In mid-October 2025, OpenAI’s GPT-5 math claims ignited a firestorm after company executives announced the AI had solved ten unsolved mathematical problems. What was initially hailed as a monumental leap in AI reasoning quickly unraveled into a cautionary tale about the perils of hype without rigorous verification, becoming a case study in the gap between AI capabilities and corporate marketing.
From Bold Claim to Swift Retraction
In October 2025, OpenAI executives claimed on social media that GPT-5 had solved ten open mathematical problems. However, experts swiftly revealed that the AI had merely rediscovered existing proofs from published literature, prompting a public retraction and widespread criticism of the company’s verification process.
The controversy began with posts on X from VP Kevin Weil and researcher Sébastien Bubeck on October 17, asserting GPT-5 generated novel proofs for ten open Erdős problems. The celebration was short-lived. Within hours, mathematician Thomas Bloom, who curates the Erdős Problems database, clarified that the solutions were already present in published research. His rebuttal went viral following a detailed TechCrunch report on October 19. Criticism from industry leaders mounted, with Google DeepMind CEO Demis Hassabis labeling the claims “embarrassing.” Between October 19 and 21, OpenAI deleted the original posts. An internal memo, later quoted by ImaginePro, admitted GPT-5 provided “valuable literature review, not discovery,” ending the 72-hour saga.
Expert Scrutiny Reveals a Literature Review, Not Discovery
The backlash wasn’t confined to social media; it was driven by rigorous peer scrutiny. Mathematicians dissected the GPT-5 outputs, concluding the model performed advanced text retrieval, not genuine mathematical reasoning. Their findings were summarized and circulated widely:
- Eight of the “new” proofs were from articles published before 2019.
- The remaining two solutions came from obscure conference proceedings.
- All eleven “partial results” were found in publicly available graduate theses.
- None of the proofs demonstrated complexity beyond an undergraduate level.
This collective analysis reinforced the consensus that while large language models are powerful tools for information discovery, they still struggle with creating original, abstract proofs.
The Scientific Cost of Bypassing Peer Review
The mathematical community’s pushback stemmed from a core scientific principle: claims require proof. Announcing a breakthrough without undergoing peer review erodes the trust that underpins scientific progress. The GPT-5 incident compounded existing worries about AI reliability, as it came on the heels of studies showing AI tools often cite retracted scientific papers without any warning. For example, a September 2025 analysis mentioned on Jim Sellmeijer’s blog found that some AI research assistants referenced discredited studies in 12% of medical-related queries. The controversy intensified calls for building robust, model-level validation pipelines to ensure AI-generated information is trustworthy.

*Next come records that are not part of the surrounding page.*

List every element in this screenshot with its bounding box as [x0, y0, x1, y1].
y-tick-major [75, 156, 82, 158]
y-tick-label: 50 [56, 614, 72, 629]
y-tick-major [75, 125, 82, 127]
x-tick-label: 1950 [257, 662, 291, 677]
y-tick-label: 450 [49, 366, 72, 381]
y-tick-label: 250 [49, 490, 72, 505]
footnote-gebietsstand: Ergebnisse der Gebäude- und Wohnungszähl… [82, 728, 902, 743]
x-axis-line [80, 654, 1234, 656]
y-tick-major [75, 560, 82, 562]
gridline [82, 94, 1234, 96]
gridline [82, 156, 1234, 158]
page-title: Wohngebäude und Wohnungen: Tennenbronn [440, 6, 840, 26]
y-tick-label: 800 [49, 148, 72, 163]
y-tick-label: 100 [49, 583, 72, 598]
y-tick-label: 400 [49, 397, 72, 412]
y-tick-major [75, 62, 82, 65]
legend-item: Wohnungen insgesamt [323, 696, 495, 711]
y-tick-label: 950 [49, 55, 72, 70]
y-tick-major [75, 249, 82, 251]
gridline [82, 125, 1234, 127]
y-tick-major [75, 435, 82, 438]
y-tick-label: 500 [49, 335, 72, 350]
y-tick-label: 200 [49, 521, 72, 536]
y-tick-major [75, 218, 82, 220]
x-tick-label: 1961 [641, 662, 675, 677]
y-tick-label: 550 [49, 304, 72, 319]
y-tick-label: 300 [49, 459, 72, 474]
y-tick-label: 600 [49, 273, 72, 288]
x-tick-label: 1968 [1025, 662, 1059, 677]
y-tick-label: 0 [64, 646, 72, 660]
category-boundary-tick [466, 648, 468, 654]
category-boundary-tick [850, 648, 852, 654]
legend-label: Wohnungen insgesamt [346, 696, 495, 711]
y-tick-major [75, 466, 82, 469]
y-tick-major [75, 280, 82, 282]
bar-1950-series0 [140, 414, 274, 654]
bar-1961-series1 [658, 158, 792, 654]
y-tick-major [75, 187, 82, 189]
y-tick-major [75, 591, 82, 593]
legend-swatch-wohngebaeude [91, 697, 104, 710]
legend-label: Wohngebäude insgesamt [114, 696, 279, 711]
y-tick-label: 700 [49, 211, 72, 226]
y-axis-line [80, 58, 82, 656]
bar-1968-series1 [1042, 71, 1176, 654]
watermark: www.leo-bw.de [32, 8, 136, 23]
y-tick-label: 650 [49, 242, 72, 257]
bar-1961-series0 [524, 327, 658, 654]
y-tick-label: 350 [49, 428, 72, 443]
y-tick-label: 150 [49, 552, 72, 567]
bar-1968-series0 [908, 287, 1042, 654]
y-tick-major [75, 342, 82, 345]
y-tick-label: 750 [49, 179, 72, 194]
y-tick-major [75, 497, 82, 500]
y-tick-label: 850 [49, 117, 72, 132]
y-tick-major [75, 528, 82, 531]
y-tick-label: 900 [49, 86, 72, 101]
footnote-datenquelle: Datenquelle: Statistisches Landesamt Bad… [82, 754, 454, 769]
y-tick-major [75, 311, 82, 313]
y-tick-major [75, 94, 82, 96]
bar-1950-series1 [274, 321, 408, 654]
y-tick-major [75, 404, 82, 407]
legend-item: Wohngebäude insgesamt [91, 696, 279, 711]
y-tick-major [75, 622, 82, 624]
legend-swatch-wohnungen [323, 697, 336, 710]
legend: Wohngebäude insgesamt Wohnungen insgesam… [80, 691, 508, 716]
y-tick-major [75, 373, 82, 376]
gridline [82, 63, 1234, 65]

Lessons Learned: The Impact on Future AI Announcements
This episode highlights the intense competitive pressures among frontier AI labs like OpenAI, Google DeepMind, and Anthropic. The race for breakthroughs that attract investment and top talent can incentivize premature announcements on social media before claims are fully substantiated. In response, OpenAI has reportedly instituted an internal “proof-audit” checklist for scientific claims, requiring review by independent mathematicians before any public statements are made. Concurrently, the wider industry is seeing startups integrate tools like the Retraction Watch and OpenAlex databases to help AI models flag unreliable sources automatically. While AI hype is unlikely to vanish, the GPT-5 misstep has reinforced the need for transparency, independent verification, and cautious communication.
What exactly was OpenAI’s claim about GPT-5’s math abilities?
Between October 17 and 19, 2025, OpenAI executives publicly stated that GPT-5 had “solved 10 previously unsolved Erdős problems,” implying the AI had generated novel mathematical proofs. This was presented as a significant breakthrough in the model’s reasoning capabilities.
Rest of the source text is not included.